Apache Flink vs Apache Spark as platforms for large-scale machine learning?
Disclaimer: I'm a PMC member of Apache Flink. My answer focuses on the differences of executing iterations in Flink and Spark.
Apache Spark executes iterations by loop unrolling. This means that for each iteration a new set of tasks/operators is scheduled and executed. Spark does that very efficiently because it is very good at low-latency task scheduling (same mechanism is used for Spark streaming btw.) and caches data in-memory across iterations. Therefore, each iteration operates on the result of the previous iteration which is held in memory. In Spark, iterations are implemented as regular for-loops (see Logistic Regression example).

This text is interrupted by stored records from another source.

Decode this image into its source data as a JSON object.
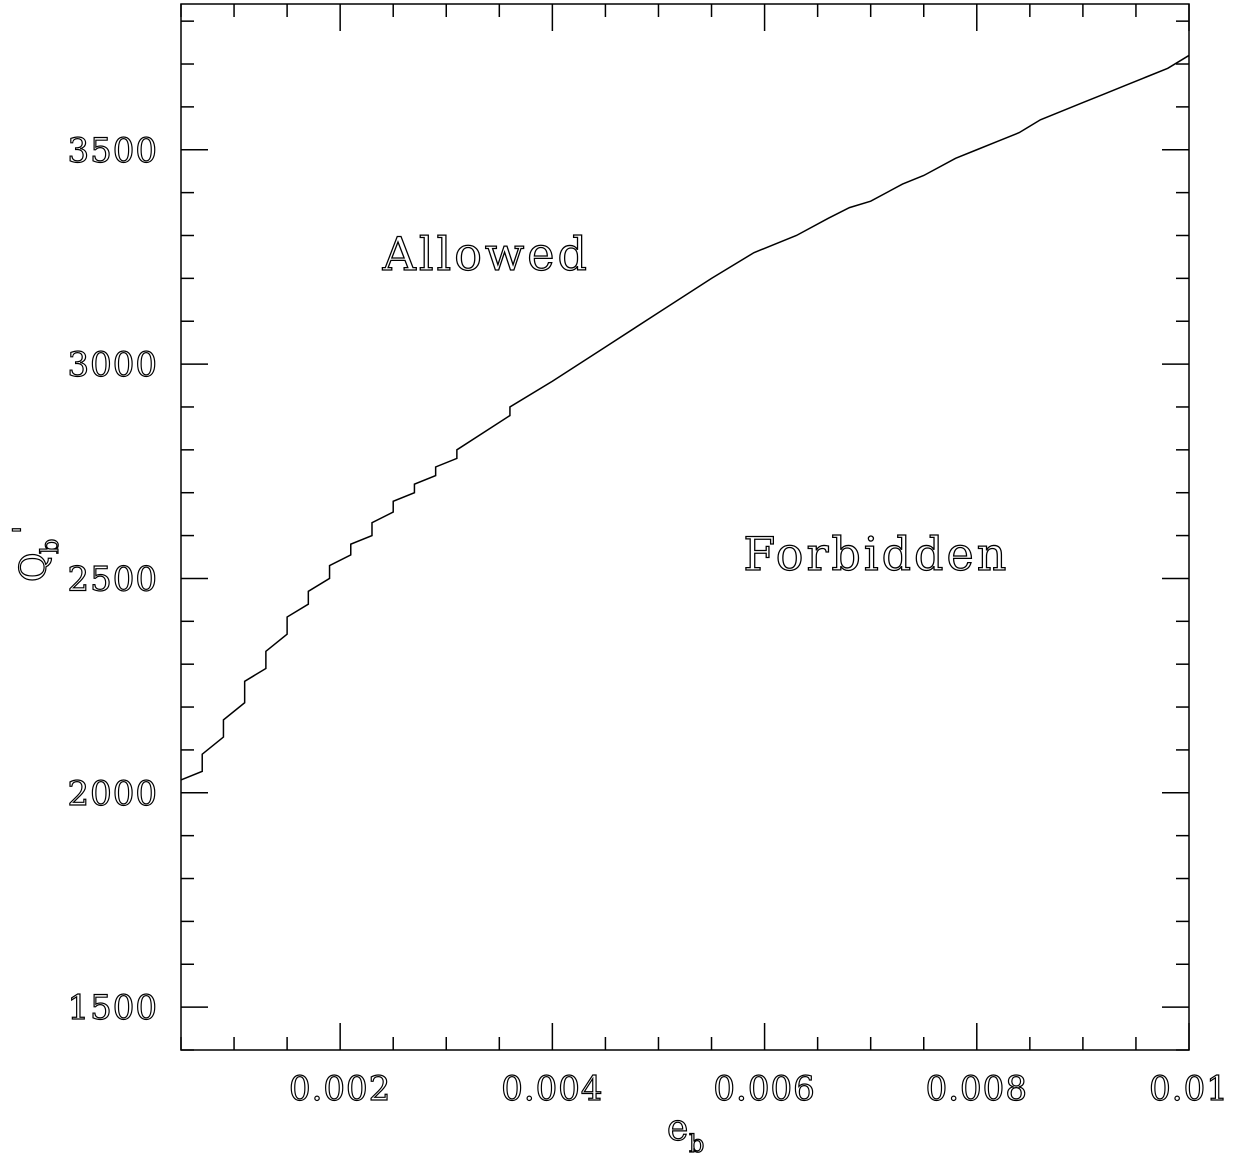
{
  "chart_data": {
    "type": "line",
    "title": "",
    "xlabel": "e",
    "xlabel_subscript": "b",
    "ylabel": "Q",
    "ylabel_subscript": "b",
    "ylabel_prime": "'",
    "xlim": [
      0.0005,
      0.01
    ],
    "ylim": [
      1400,
      3840
    ],
    "x_ticks": [
      0.002,
      0.004,
      0.006,
      0.008,
      0.01
    ],
    "x_tick_labels": [
      "0.002",
      "0.004",
      "0.006",
      "0.008",
      "0.01"
    ],
    "x_minor_step": 0.0005,
    "y_ticks": [
      1500,
      2000,
      2500,
      3000,
      3500
    ],
    "y_tick_labels": [
      "1500",
      "2000",
      "2500",
      "3000",
      "3500"
    ],
    "y_minor_step": 100,
    "grid": false,
    "annotations": [
      {
        "text": "Allowed",
        "x": 0.0024,
        "y": 3220
      },
      {
        "text": "Forbidden",
        "x": 0.0058,
        "y": 2520
      }
    ],
    "series": [
      {
        "x": [
          0.0005,
          0.0007,
          0.0007,
          0.0009,
          0.0009,
          0.0011,
          0.0011,
          0.0013,
          0.0013,
          0.0015,
          0.0015,
          0.0017,
          0.0017,
          0.0019,
          0.0019,
          0.0021,
          0.0021,
          0.0023,
          0.0023,
          0.0025,
          0.0025,
          0.0027,
          0.0027,
          0.0029,
          0.0029,
          0.0031,
          0.0031,
          0.0036,
          0.0036,
          0.004,
          0.0045,
          0.005,
          0.0055,
          0.0059,
          0.0061,
          0.0063,
          0.0066,
          0.0068,
          0.007,
          0.0073,
          0.0075,
          0.0078,
          0.008,
          0.0082,
          0.0084,
          0.0086,
          0.0088,
          0.009,
          0.0092,
          0.0094,
          0.0096,
          0.0098,
          0.01
        ],
        "y": [
          2030,
          2050,
          2090,
          2130,
          2170,
          2210,
          2260,
          2290,
          2330,
          2370,
          2410,
          2440,
          2470,
          2500,
          2530,
          2555,
          2580,
          2600,
          2630,
          2655,
          2680,
          2700,
          2720,
          2740,
          2760,
          2780,
          2800,
          2880,
          2900,
          2960,
          3040,
          3120,
          3200,
          3260,
          3280,
          3300,
          3340,
          3365,
          3380,
          3420,
          3440,
          3480,
          3500,
          3520,
          3540,
          3570,
          3590,
          3610,
          3630,
          3650,
          3670,
          3690,
          3720
        ]
      }
    ]
  }
}
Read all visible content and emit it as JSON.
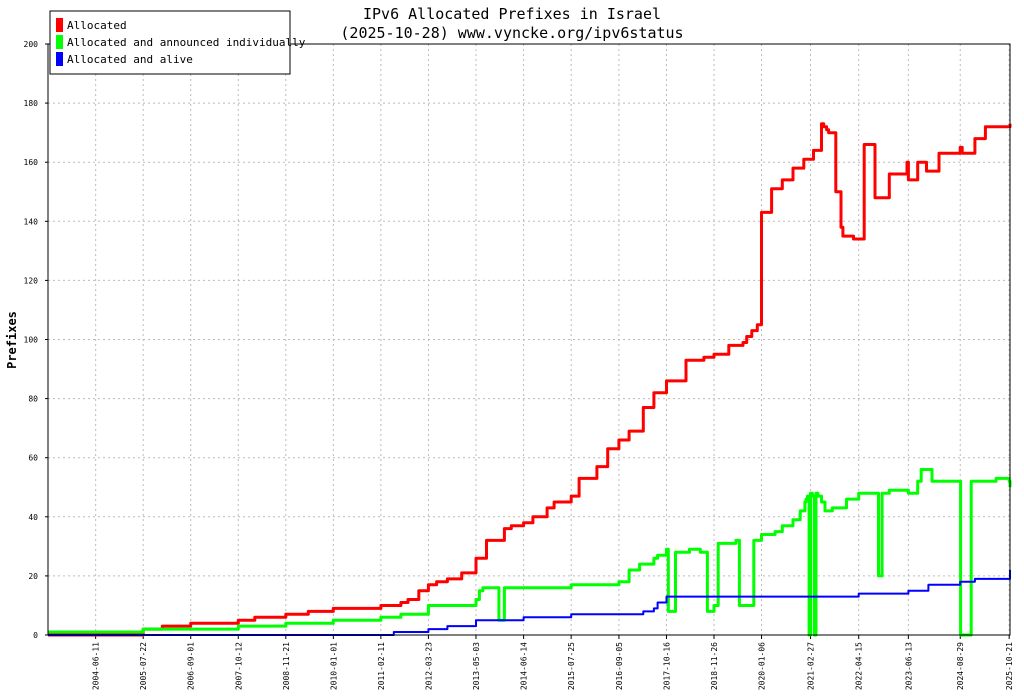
{
  "chart_data": {
    "type": "line",
    "title": "IPv6 Allocated Prefixes in Israel",
    "subtitle": "(2025-10-28) www.vyncke.org/ipv6status",
    "ylabel": "Prefixes",
    "xlabel": "",
    "ylim": [
      0,
      200
    ],
    "xlim": [
      "2003-05-01",
      "2025-10-28"
    ],
    "grid": true,
    "legend_position": "top-left",
    "y_ticks": [
      0,
      20,
      40,
      60,
      80,
      100,
      120,
      140,
      160,
      180,
      200
    ],
    "x_ticks": [
      "2004-06-11",
      "2005-07-22",
      "2006-09-01",
      "2007-10-12",
      "2008-11-21",
      "2010-01-01",
      "2011-02-11",
      "2012-03-23",
      "2013-05-03",
      "2014-06-14",
      "2015-07-25",
      "2016-09-05",
      "2017-10-16",
      "2018-11-26",
      "2020-01-06",
      "2021-02-27",
      "2022-04-15",
      "2023-06-13",
      "2024-08-29",
      "2025-10-21"
    ],
    "series": [
      {
        "name": "Allocated",
        "color": "#ff0000",
        "x": [
          "2003-05-01",
          "2005-07-22",
          "2006-01-01",
          "2006-09-01",
          "2007-06-01",
          "2007-10-12",
          "2008-03-01",
          "2008-11-21",
          "2009-06-01",
          "2010-01-01",
          "2010-09-01",
          "2011-02-11",
          "2011-08-01",
          "2011-10-01",
          "2012-01-01",
          "2012-03-23",
          "2012-06-01",
          "2012-09-01",
          "2013-01-01",
          "2013-05-03",
          "2013-08-01",
          "2014-01-01",
          "2014-03-01",
          "2014-06-14",
          "2014-09-01",
          "2015-01-01",
          "2015-03-01",
          "2015-07-25",
          "2015-10-01",
          "2016-03-01",
          "2016-06-01",
          "2016-09-05",
          "2016-12-01",
          "2017-04-01",
          "2017-07-01",
          "2017-10-16",
          "2018-04-01",
          "2018-09-01",
          "2018-11-26",
          "2019-04-01",
          "2019-08-01",
          "2019-09-01",
          "2019-10-15",
          "2019-12-01",
          "2020-01-06",
          "2020-04-01",
          "2020-07-01",
          "2020-10-01",
          "2021-01-01",
          "2021-03-25",
          "2021-06-01",
          "2021-06-20",
          "2021-07-15",
          "2021-08-01",
          "2021-10-01",
          "2021-11-15",
          "2021-12-01",
          "2022-03-01",
          "2022-06-01",
          "2022-09-01",
          "2023-01-01",
          "2023-06-01",
          "2023-06-13",
          "2023-09-01",
          "2023-11-15",
          "2024-03-01",
          "2024-08-29",
          "2024-09-15",
          "2025-01-01",
          "2025-04-01",
          "2025-10-21",
          "2025-10-28"
        ],
        "values": [
          0,
          2,
          3,
          4,
          4,
          5,
          6,
          7,
          8,
          9,
          9,
          10,
          11,
          12,
          15,
          17,
          18,
          19,
          21,
          26,
          32,
          36,
          37,
          38,
          40,
          43,
          45,
          47,
          53,
          57,
          63,
          66,
          69,
          77,
          82,
          86,
          93,
          94,
          95,
          98,
          99,
          101,
          103,
          105,
          143,
          151,
          154,
          158,
          161,
          164,
          173,
          172,
          171,
          170,
          150,
          138,
          135,
          134,
          166,
          148,
          156,
          160,
          154,
          160,
          157,
          163,
          165,
          163,
          168,
          172,
          172,
          173
        ]
      },
      {
        "name": "Allocated and announced individually",
        "color": "#00ff00",
        "x": [
          "2003-05-01",
          "2004-09-01",
          "2005-07-22",
          "2006-09-01",
          "2007-10-12",
          "2008-11-21",
          "2010-01-01",
          "2011-02-11",
          "2011-08-01",
          "2012-03-23",
          "2013-05-03",
          "2013-06-01",
          "2013-07-01",
          "2013-11-01",
          "2013-11-15",
          "2014-01-01",
          "2014-06-14",
          "2015-07-25",
          "2016-09-05",
          "2016-12-01",
          "2017-03-01",
          "2017-07-01",
          "2017-08-01",
          "2017-10-16",
          "2017-11-01",
          "2018-01-01",
          "2018-05-01",
          "2018-08-01",
          "2018-10-01",
          "2018-11-26",
          "2019-01-01",
          "2019-06-01",
          "2019-07-01",
          "2019-11-01",
          "2020-01-06",
          "2020-05-01",
          "2020-07-01",
          "2020-10-01",
          "2020-12-01",
          "2021-01-10",
          "2021-01-20",
          "2021-02-01",
          "2021-02-15",
          "2021-02-27",
          "2021-03-15",
          "2021-04-01",
          "2021-04-15",
          "2021-05-01",
          "2021-06-01",
          "2021-07-01",
          "2021-08-01",
          "2021-09-01",
          "2022-01-01",
          "2022-04-15",
          "2022-08-01",
          "2022-09-01",
          "2022-10-01",
          "2022-11-01",
          "2023-01-01",
          "2023-06-13",
          "2023-09-01",
          "2023-10-01",
          "2024-01-01",
          "2024-06-01",
          "2024-08-15",
          "2024-08-20",
          "2024-09-01",
          "2024-12-01",
          "2025-04-01",
          "2025-07-01",
          "2025-10-21",
          "2025-10-28"
        ],
        "values": [
          1,
          1,
          2,
          2,
          3,
          4,
          5,
          6,
          7,
          10,
          12,
          15,
          16,
          16,
          5,
          16,
          16,
          17,
          18,
          22,
          24,
          26,
          27,
          29,
          8,
          28,
          29,
          28,
          8,
          10,
          31,
          32,
          10,
          32,
          34,
          35,
          37,
          39,
          42,
          45,
          46,
          47,
          0,
          48,
          47,
          0,
          48,
          47,
          45,
          42,
          42,
          43,
          46,
          48,
          48,
          48,
          20,
          48,
          49,
          48,
          52,
          56,
          52,
          52,
          52,
          52,
          0,
          52,
          52,
          53,
          52,
          50
        ]
      },
      {
        "name": "Allocated and alive",
        "color": "#0000ff",
        "x": [
          "2003-05-01",
          "2011-02-11",
          "2011-06-01",
          "2012-03-23",
          "2012-09-01",
          "2013-05-03",
          "2014-06-14",
          "2015-07-25",
          "2016-09-05",
          "2017-04-01",
          "2017-07-01",
          "2017-08-01",
          "2017-10-16",
          "2018-11-26",
          "2020-01-06",
          "2021-02-27",
          "2022-04-15",
          "2023-06-13",
          "2023-12-01",
          "2024-08-29",
          "2025-01-01",
          "2025-10-21",
          "2025-10-28"
        ],
        "values": [
          0,
          0,
          1,
          2,
          3,
          5,
          6,
          7,
          7,
          8,
          9,
          11,
          13,
          13,
          13,
          13,
          14,
          15,
          17,
          18,
          19,
          19,
          22
        ]
      }
    ]
  }
}
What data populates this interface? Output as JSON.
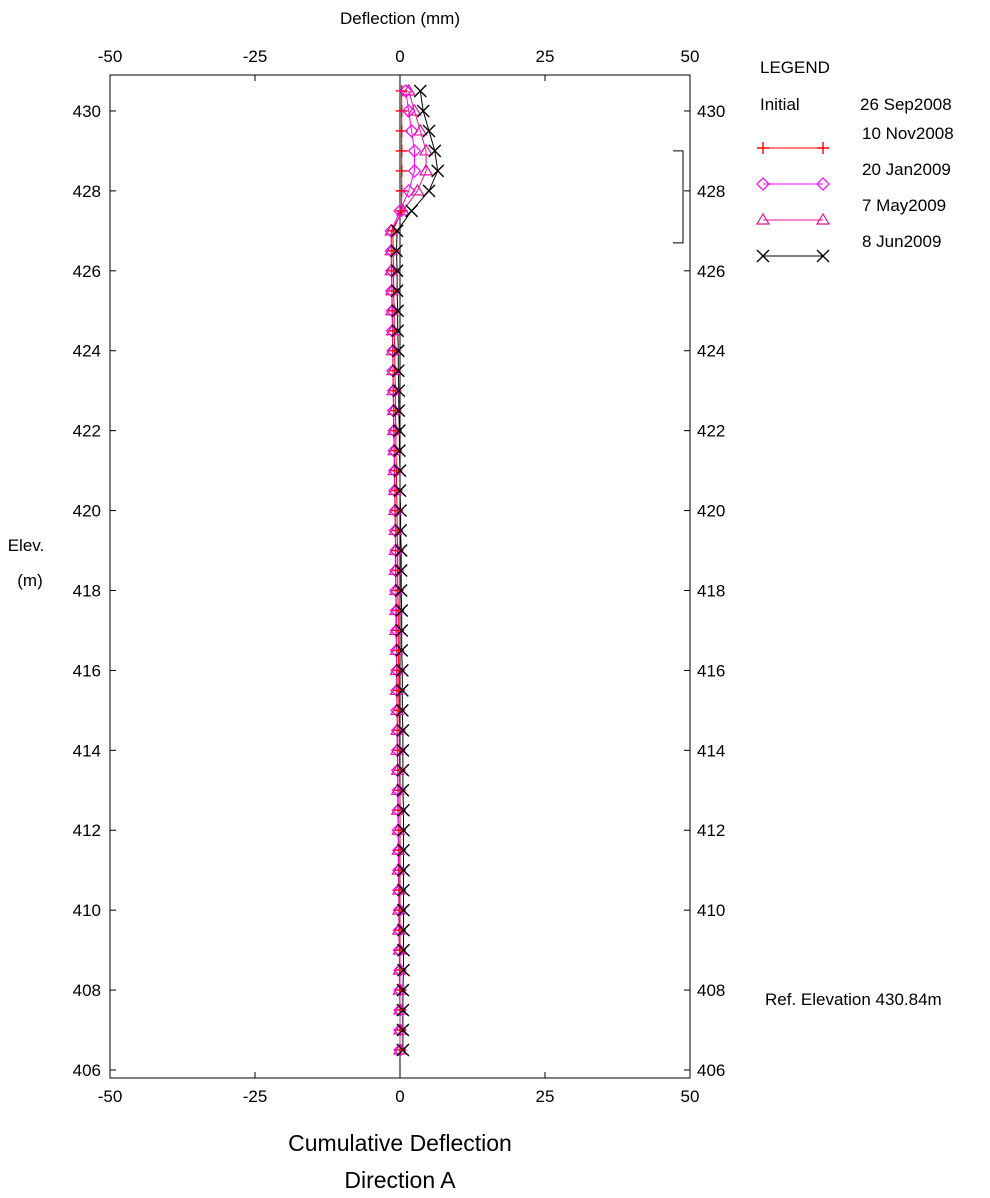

Flink executes programs with iterations as cyclic data flows. This means that a data flow program (and all its operators) is scheduled just once and the data is fed back from the tail of an iteration to its head. Basically, data is flowing in cycles around the operators within an iteration. Since operators are just scheduled once, they can maintain a state over all iterations. Flink's API offers two dedicated iteration operators to specify iterations: 1) bulk iterations, which are conceptually similar to loop unrolling, and 2) delta iterations. Delta iterations can significantly speed up certain algorithms because the work in each iteration decreases as the number of iterations goes on. For example the 10th iteration of a delta iteration PageRank implementation completes much faster than the first iteration.